Dafoe has gravitas as a barkeep on a journey of delusion and epiphany in Ferrara’s glacial, woozy dream-odyssey
The WTF factor is always high in the work of Abel Ferrara and this movie is no exception: a wintry internal dream-odyssey in which sex and death are prominent. At one stage, this even features Willem Dafoe capering around the maypole with children to the accompaniment of Del Shannon’s Runaway. At times, it looks like a very severe version of Fellini or Jodorowsky.

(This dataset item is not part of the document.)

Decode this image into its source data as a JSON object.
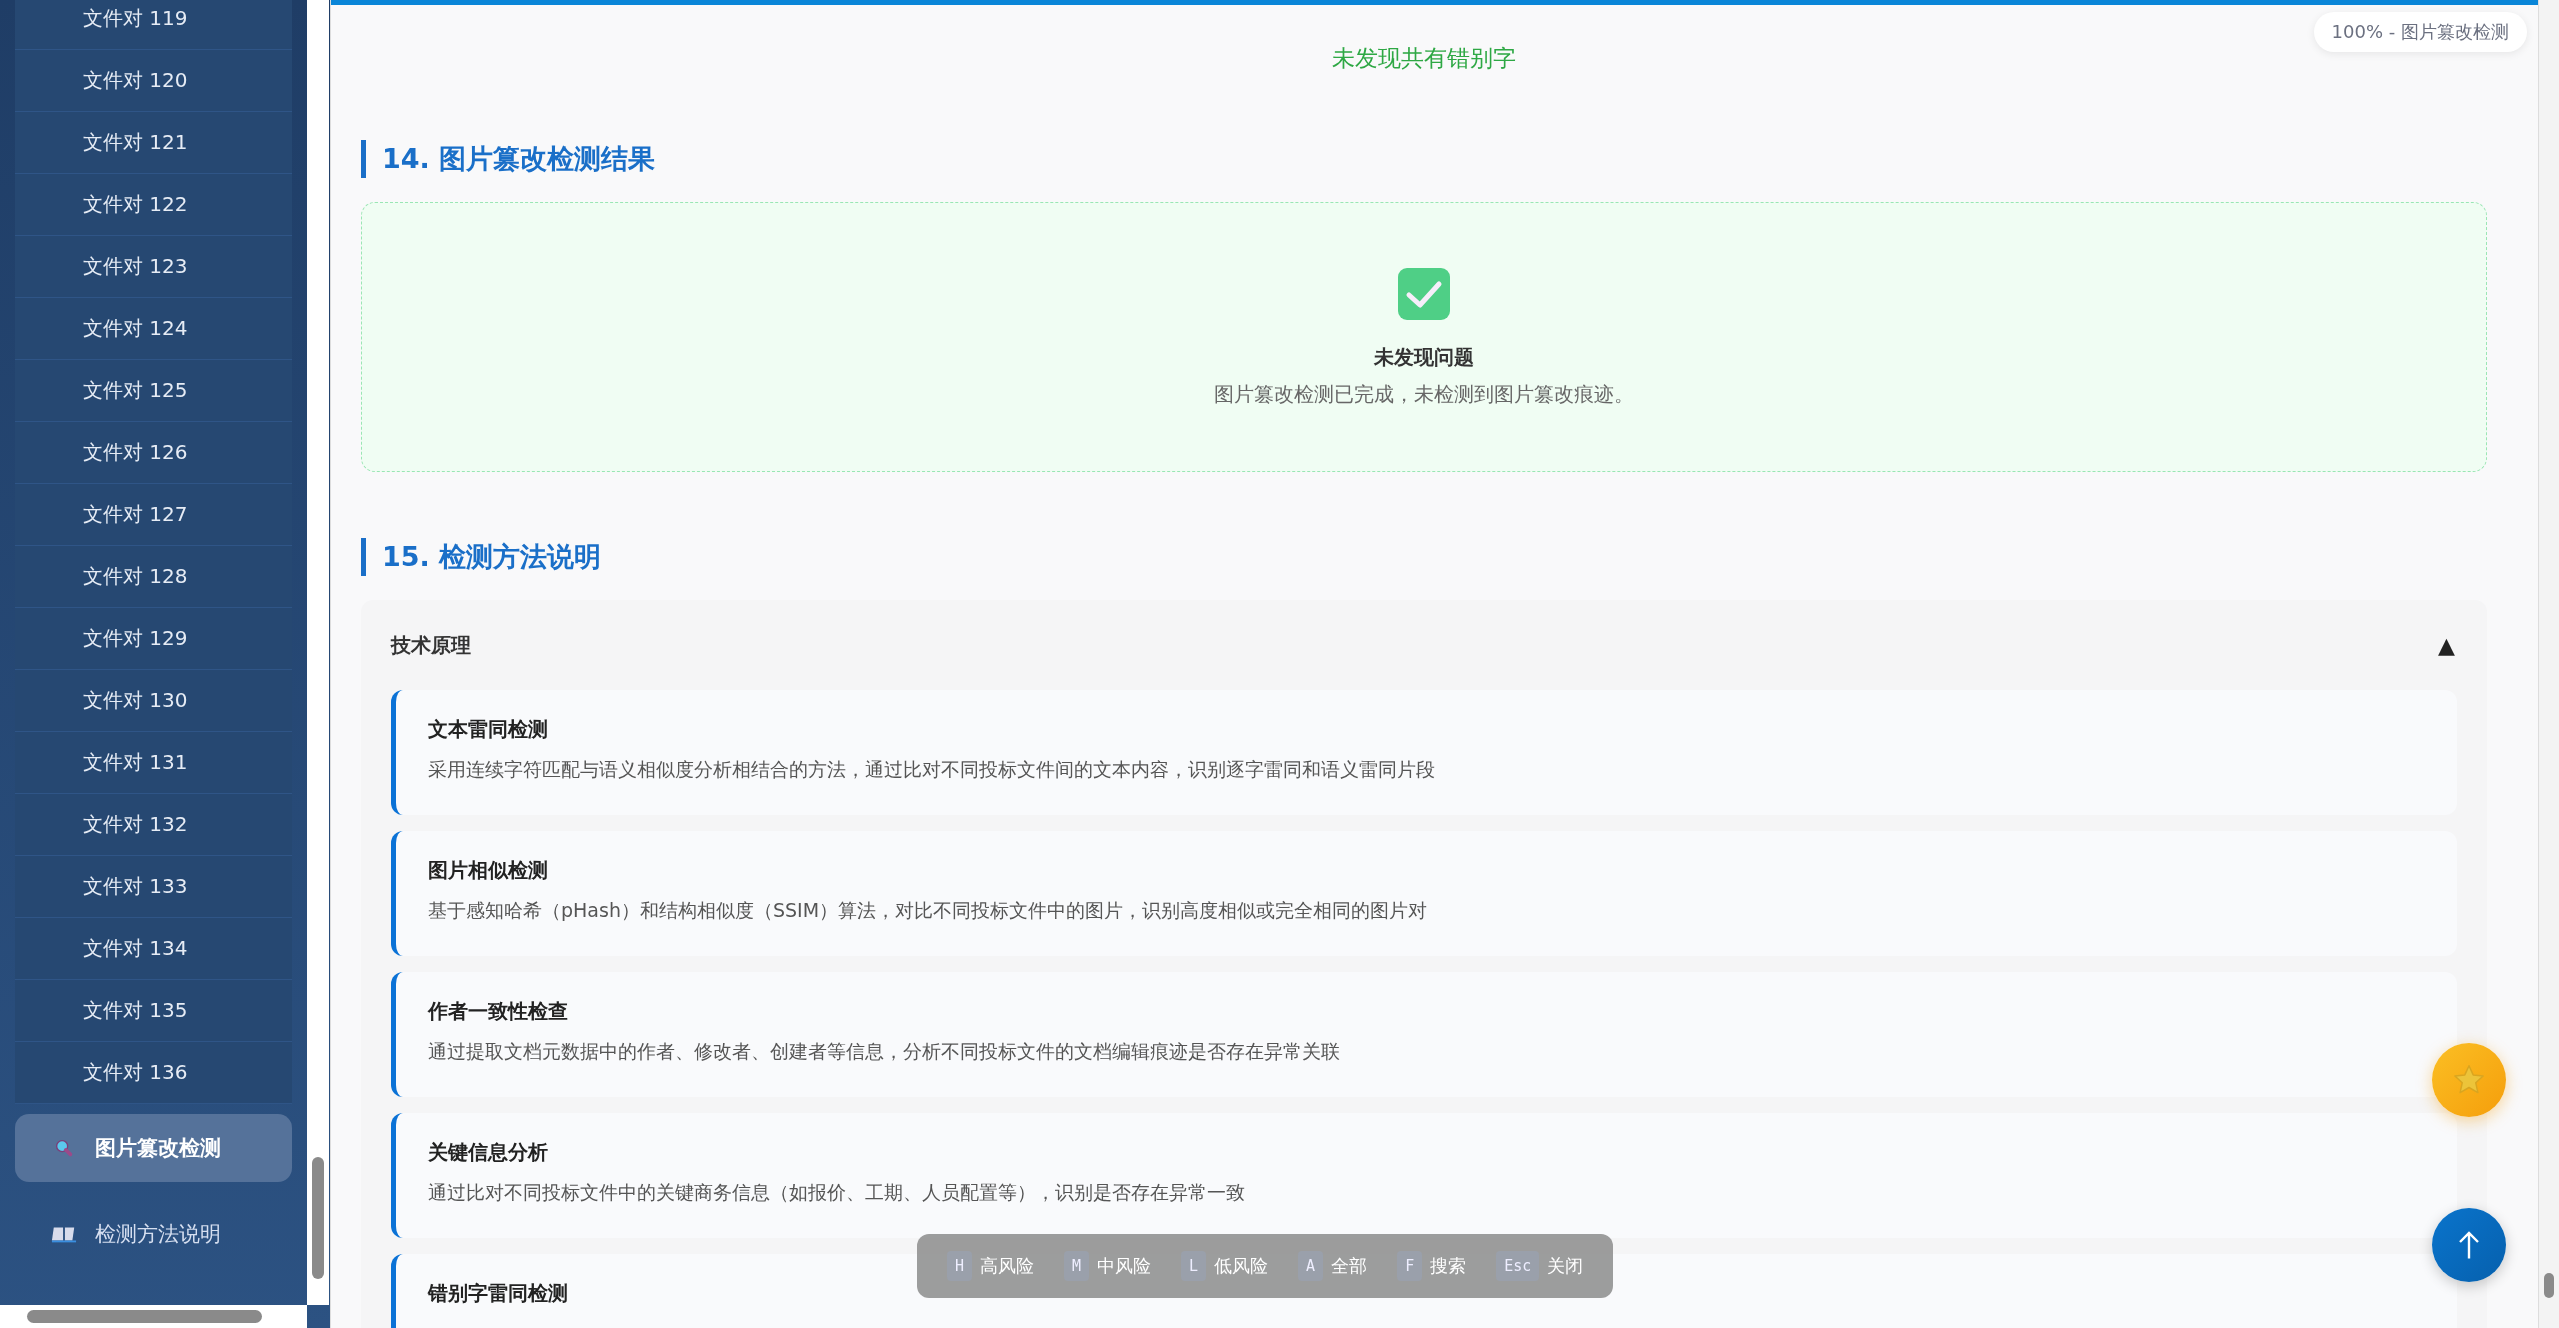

Ferrara’s longtime collaborator Dafoe plays a man in middle age called Clint, whose rumbling voice we hear at first over the opening credits, reflecting on childhood trips to the remote Canadian wilderness, and it is perhaps out of a need to return to these intense memories that he appears now to be running a bar in Siberian wasteland. He has dreamlike encounters that are punctuated by traumatised delusional experiences or epiphanies: he imagines being attacked by huskies, or having an ecstatic, ambiguous erotic experience with a pregnant woman – who will suddenly age 50 years in a gruesome bloodbath. He goes on a pilgrim journey through the snowy landscape, being pulled by a team of huskies (Dafoe, incidentally, appears to be handling these animals very well). Simon McBurney plays a reclusive magus or heretic from whom Clint demands to know the truth about black magic, and the resulting sexual reverie features a woman transforming into McBurney’s sinister soothsayer.